Another year and another cringing photo opportunity for First Minister Nicola Sturgeon, this time extolling her government’s free school meals policy for P1-P3 pupils while the Educational Institute of Scotland (EIS) heavily criticised her government for abandoning its commitment to maintain teacher numbers and lower class sizes.
In light of the two articles, is it the best use of scarce resources to give children of doctors, lawyers, teachers, etc free school meals? I would suggest not.
If the SNP government was genuinely concerned about targeting our most needy children, why did it not widen the criteria for free meals, therefore allowing more children to access them to P7 and beyond? Possibly because the SNP is not about fairness or equality but is motivated by populous policies and vain glory projects.
It has consistently slashed local authority budgets so it can pursue what it perceives to be vote-winning policies.
It will of course blame Westminster when it is largely its own spending priorities that are undermining the educational opportunities of our children, especially those in less well-off areas.
This is the government that has reduced by 130,000 further education college places – a route to higher education for many working-class people and an essential resource for companies offering apprenticeships to young people.
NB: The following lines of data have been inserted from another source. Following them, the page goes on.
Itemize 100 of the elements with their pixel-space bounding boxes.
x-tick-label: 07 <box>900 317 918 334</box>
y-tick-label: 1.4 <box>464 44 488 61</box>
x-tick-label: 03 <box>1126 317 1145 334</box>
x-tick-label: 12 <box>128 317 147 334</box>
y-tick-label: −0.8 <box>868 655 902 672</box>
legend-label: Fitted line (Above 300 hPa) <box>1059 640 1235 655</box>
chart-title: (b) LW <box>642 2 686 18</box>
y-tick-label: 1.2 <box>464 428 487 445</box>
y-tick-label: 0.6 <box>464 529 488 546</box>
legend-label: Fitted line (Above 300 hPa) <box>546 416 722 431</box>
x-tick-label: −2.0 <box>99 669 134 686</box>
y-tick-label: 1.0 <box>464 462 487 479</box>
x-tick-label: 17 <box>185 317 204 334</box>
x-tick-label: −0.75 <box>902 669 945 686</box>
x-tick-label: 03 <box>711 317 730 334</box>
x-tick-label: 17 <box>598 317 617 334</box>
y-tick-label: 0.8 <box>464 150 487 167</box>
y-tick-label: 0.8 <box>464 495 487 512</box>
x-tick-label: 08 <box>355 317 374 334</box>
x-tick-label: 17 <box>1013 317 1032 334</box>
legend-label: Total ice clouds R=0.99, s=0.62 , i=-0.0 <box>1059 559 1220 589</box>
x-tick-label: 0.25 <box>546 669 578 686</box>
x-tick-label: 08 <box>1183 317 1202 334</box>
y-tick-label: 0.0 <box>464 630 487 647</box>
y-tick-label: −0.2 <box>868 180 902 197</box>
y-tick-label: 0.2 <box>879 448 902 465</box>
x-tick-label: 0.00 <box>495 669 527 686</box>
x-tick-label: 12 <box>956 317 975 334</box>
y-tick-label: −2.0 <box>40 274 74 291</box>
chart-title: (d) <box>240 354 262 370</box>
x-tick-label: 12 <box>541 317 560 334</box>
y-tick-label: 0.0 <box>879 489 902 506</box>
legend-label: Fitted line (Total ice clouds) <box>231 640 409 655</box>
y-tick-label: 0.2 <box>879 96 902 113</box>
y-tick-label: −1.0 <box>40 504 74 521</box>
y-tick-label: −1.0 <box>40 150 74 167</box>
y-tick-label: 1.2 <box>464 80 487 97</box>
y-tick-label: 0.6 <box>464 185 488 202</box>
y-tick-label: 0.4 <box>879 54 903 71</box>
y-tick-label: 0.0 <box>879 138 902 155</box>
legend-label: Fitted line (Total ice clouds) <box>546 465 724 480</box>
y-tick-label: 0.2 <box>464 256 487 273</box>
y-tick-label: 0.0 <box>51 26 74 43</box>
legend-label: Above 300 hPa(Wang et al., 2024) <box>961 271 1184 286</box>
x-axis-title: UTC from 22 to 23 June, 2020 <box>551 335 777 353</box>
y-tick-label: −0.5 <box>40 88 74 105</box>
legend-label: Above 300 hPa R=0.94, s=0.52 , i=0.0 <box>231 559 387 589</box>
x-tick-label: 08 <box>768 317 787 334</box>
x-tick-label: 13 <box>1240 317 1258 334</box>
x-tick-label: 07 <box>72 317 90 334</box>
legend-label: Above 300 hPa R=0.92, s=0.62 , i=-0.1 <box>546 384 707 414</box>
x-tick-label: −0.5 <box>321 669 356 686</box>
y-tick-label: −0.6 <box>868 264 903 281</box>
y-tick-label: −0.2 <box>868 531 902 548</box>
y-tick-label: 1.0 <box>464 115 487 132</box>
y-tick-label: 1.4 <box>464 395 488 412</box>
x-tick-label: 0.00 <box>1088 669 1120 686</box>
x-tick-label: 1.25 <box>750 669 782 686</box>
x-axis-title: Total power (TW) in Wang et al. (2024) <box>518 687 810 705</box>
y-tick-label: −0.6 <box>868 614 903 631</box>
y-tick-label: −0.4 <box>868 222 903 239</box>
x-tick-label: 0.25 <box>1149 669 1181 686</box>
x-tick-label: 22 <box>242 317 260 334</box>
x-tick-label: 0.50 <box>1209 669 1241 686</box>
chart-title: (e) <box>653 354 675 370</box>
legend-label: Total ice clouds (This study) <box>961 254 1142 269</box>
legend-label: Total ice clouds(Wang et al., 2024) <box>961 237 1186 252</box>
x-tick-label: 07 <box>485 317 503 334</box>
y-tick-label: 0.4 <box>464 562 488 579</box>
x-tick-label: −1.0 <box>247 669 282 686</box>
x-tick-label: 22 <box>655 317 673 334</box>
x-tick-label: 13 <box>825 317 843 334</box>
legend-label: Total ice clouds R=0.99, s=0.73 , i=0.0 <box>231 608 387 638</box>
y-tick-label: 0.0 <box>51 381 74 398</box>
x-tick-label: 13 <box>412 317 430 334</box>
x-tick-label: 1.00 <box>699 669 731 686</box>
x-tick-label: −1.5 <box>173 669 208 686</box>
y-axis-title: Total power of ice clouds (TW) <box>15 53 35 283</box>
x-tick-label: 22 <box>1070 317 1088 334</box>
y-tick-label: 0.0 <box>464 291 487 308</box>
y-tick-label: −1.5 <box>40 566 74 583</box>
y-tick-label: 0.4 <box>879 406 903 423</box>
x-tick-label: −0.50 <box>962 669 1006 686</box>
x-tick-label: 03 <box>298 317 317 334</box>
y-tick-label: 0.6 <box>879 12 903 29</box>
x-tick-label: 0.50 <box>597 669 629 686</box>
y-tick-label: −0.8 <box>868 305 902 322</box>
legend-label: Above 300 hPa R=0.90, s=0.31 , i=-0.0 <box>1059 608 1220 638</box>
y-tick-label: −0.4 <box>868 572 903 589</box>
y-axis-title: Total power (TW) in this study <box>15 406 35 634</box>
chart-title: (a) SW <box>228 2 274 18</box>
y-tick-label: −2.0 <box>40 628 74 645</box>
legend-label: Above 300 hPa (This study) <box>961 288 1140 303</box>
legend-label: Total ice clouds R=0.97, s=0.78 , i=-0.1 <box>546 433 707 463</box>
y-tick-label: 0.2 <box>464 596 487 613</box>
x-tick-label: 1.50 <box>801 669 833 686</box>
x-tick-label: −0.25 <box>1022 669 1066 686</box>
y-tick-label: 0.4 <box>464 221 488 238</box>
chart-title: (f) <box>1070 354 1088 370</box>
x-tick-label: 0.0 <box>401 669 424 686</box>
My daughter is a secondary school teacher and recently she spent £40 of her own money to pay for classroom supplies of pens, writing and photocopy paper and ink cartridges for her computer.
She is not unique; thousands of teachers throughout Scotland spend their hard-earned money to ensure they can deliver high-quality lessons to their pupils.
Now part of my weekly shop includes a packet of photocopy paper to ensure my daughter’s pupils have the resources they need and deserve.
In Scotland we are now heading towards a two-tier state education system where parents in well-off areas and whose children are now entitled to a free school meal will raise huge amounts of money to pay for school resources for their children, resources that other schools can only dream of. Fairness? Equality? I think not.
All of us who truly believe that all children and young people deserve the opportunities to achieve their full potential must start interrogating all SNP policies and ask who is really benefitting from them because, at present, it is not the most disadvantaged in our society. And we should always remember that there is no such thing as a free lunch.